Fitton doesn’t remember which five of the nine activities she chose to do in ‘78, but she remembers her prize that year – a new pair of skis, boots and poles.

She also remembers that, partly because of the uproar over her podium finish, Mad(am) Trapper was established in 1980. In fact, Fitton remembers basically everything that’s happened at every Rendezvous since 1972, when she moved to the Yukon.

Fitton, 75, is originally from England. She’s the only one of her family to have made the move to Canada. She says she bounced back and forth between the Yukon and Vancouver during the 70s, because her boyfriend lived there. They moved up permanently, in 1993, when they bought a house on 7th Ave. He was killed in a helicopter crash the following year – “I’ve stayed single,” she added. “I can’t find anybody to match up to him.” – But Fitton remains in their house in the Yukon and for decades, she remained a part of Rendezvous.

Besides her Mad Trapper win, she remembers winning the hairiest leg competition in 1983 (she had just been to Hawaii, so her legs were nice and tanned). She remembers being on the YSR board in 1984. She started the snowshoe can-can line in 1986, though she also participated in the regular can-can line. She says she remembers Rendezvous swimming competitions in the hotel pool where the Coast High Country Inn is now located, and rifle-shooting in the basement of Whitehorse Elementary School.

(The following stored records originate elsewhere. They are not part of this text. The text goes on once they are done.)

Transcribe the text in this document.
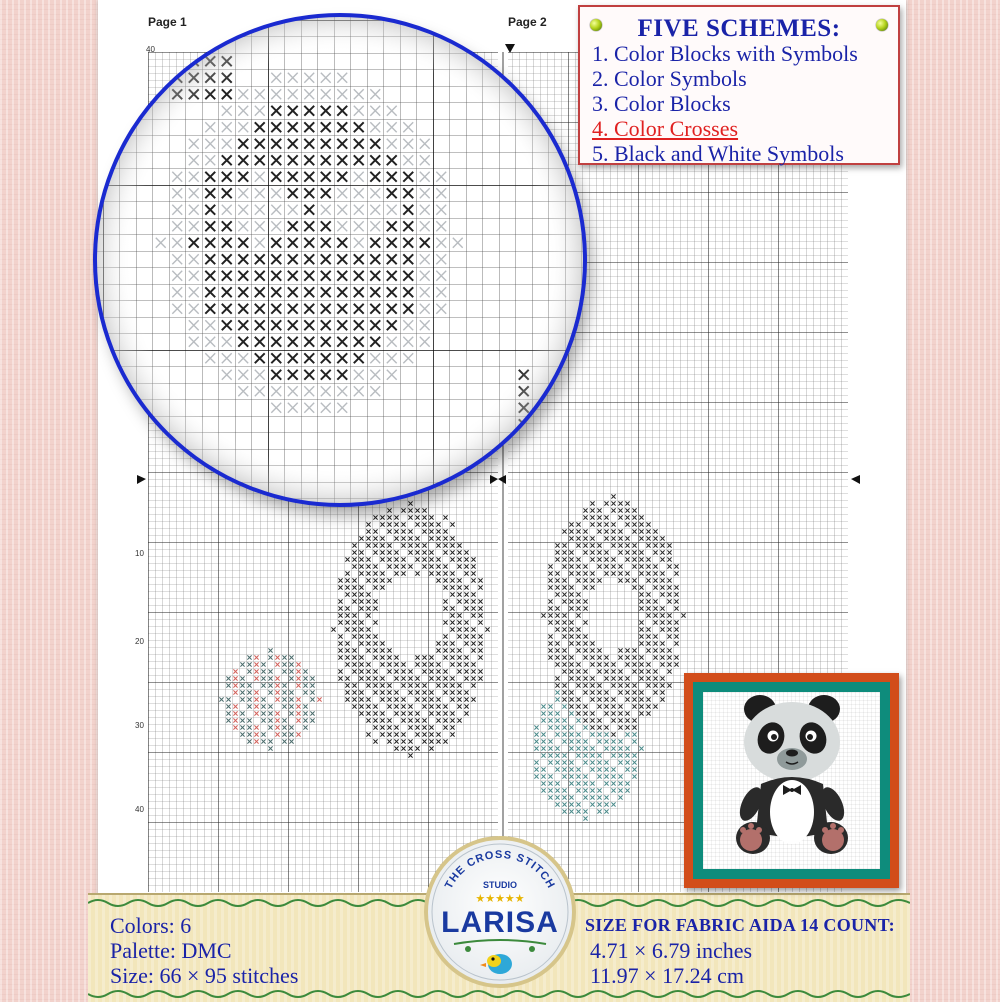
Page 1	Page 2
40
10
20
30
40
FIVE SCHEMES:
1. Color Blocks with Symbols
2. Color Symbols
3. Color Blocks
4. Color Crosses
5. Black and White Symbols
Colors: 6
Palette: DMC
Size: 66 × 95 stitches
SIZE FOR FABRIC AIDA 14 COUNT:
4.71 × 6.79 inches
11.97 × 17.24 cm
THE CROSS STITCH
STUDIO
★★★★★
LARISA
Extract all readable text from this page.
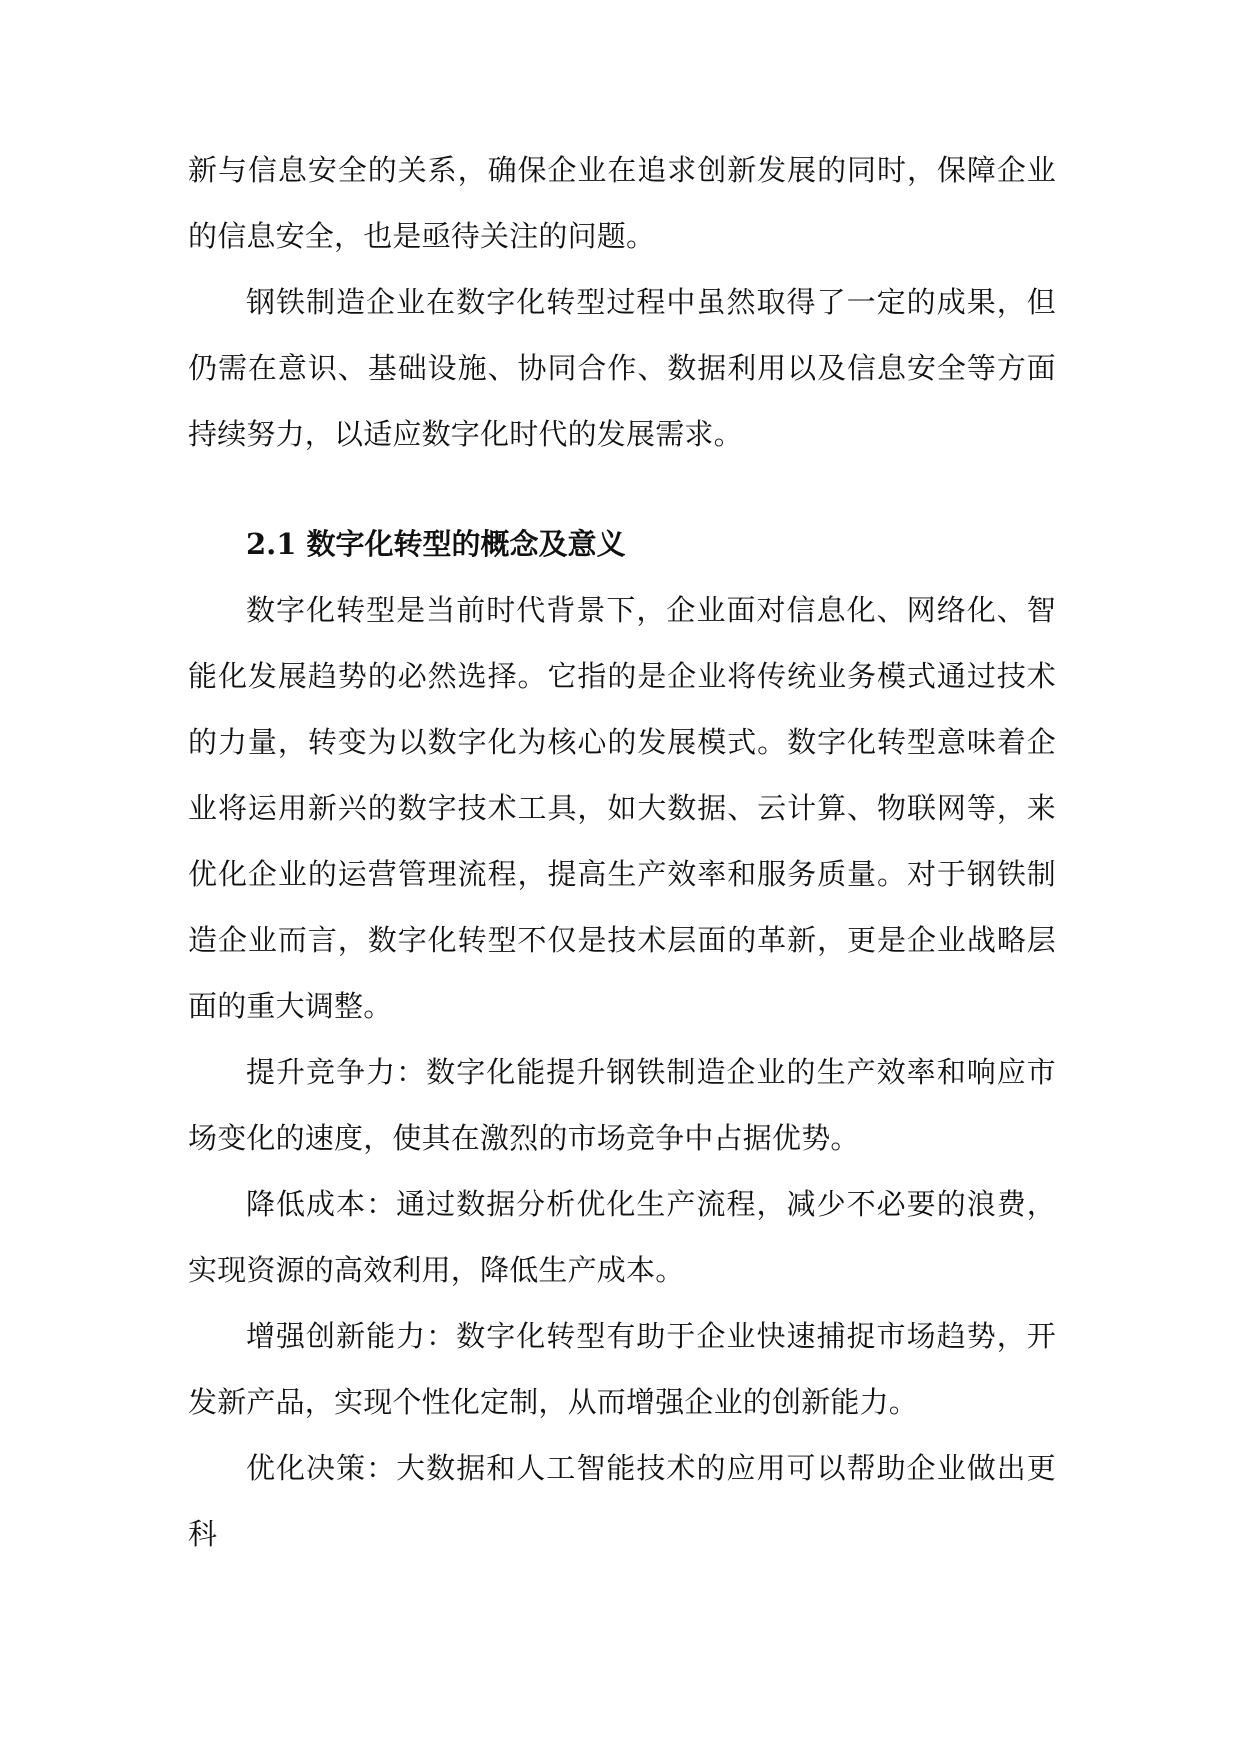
新与信息安全的关系，确保企业在追求创新发展的同时，保障企业的信息安全，也是亟待关注的问题。

钢铁制造企业在数字化转型过程中虽然取得了一定的成果，但仍需在意识、基础设施、协同合作、数据利用以及信息安全等方面持续努力，以适应数字化时代的发展需求。

2.1 数字化转型的概念及意义

数字化转型是当前时代背景下，企业面对信息化、网络化、智能化发展趋势的必然选择。它指的是企业将传统业务模式通过技术的力量，转变为以数字化为核心的发展模式。数字化转型意味着企业将运用新兴的数字技术工具，如大数据、云计算、物联网等，来优化企业的运营管理流程，提高生产效率和服务质量。对于钢铁制造企业而言，数字化转型不仅是技术层面的革新，更是企业战略层面的重大调整。

提升竞争力：数字化能提升钢铁制造企业的生产效率和响应市场变化的速度，使其在激烈的市场竞争中占据优势。

降低成本：通过数据分析优化生产流程，减少不必要的浪费，实现资源的高效利用，降低生产成本。

增强创新能力：数字化转型有助于企业快速捕捉市场趋势，开发新产品，实现个性化定制，从而增强企业的创新能力。

优化决策：大数据和人工智能技术的应用可以帮助企业做出更科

Fitton says the festival has gotten a bit big for her in recent years, and she can’t compete anymore, but she loved the camaraderie of the events. She loved that Whitehorse was so small at the time, you knew everyone you ran into while you were walking around on Main Street, or slogging through the woods with a pack on your back while you were competing. She liked that feeling, the first time she took part, of being mind-blown by the events. She thinks that’s what brings people up every year, and why the title of Mad Trapper still has cachet, even if people outside the Yukon don’t really understand what it means.

“If you’ve never done it before, you have nothing to compare it to,” she said. “For people coming from down south, you just wonder ‘what the hell is going on up here?’

“I’d write back to my family in England and they couldn’t understand what I was talking about.”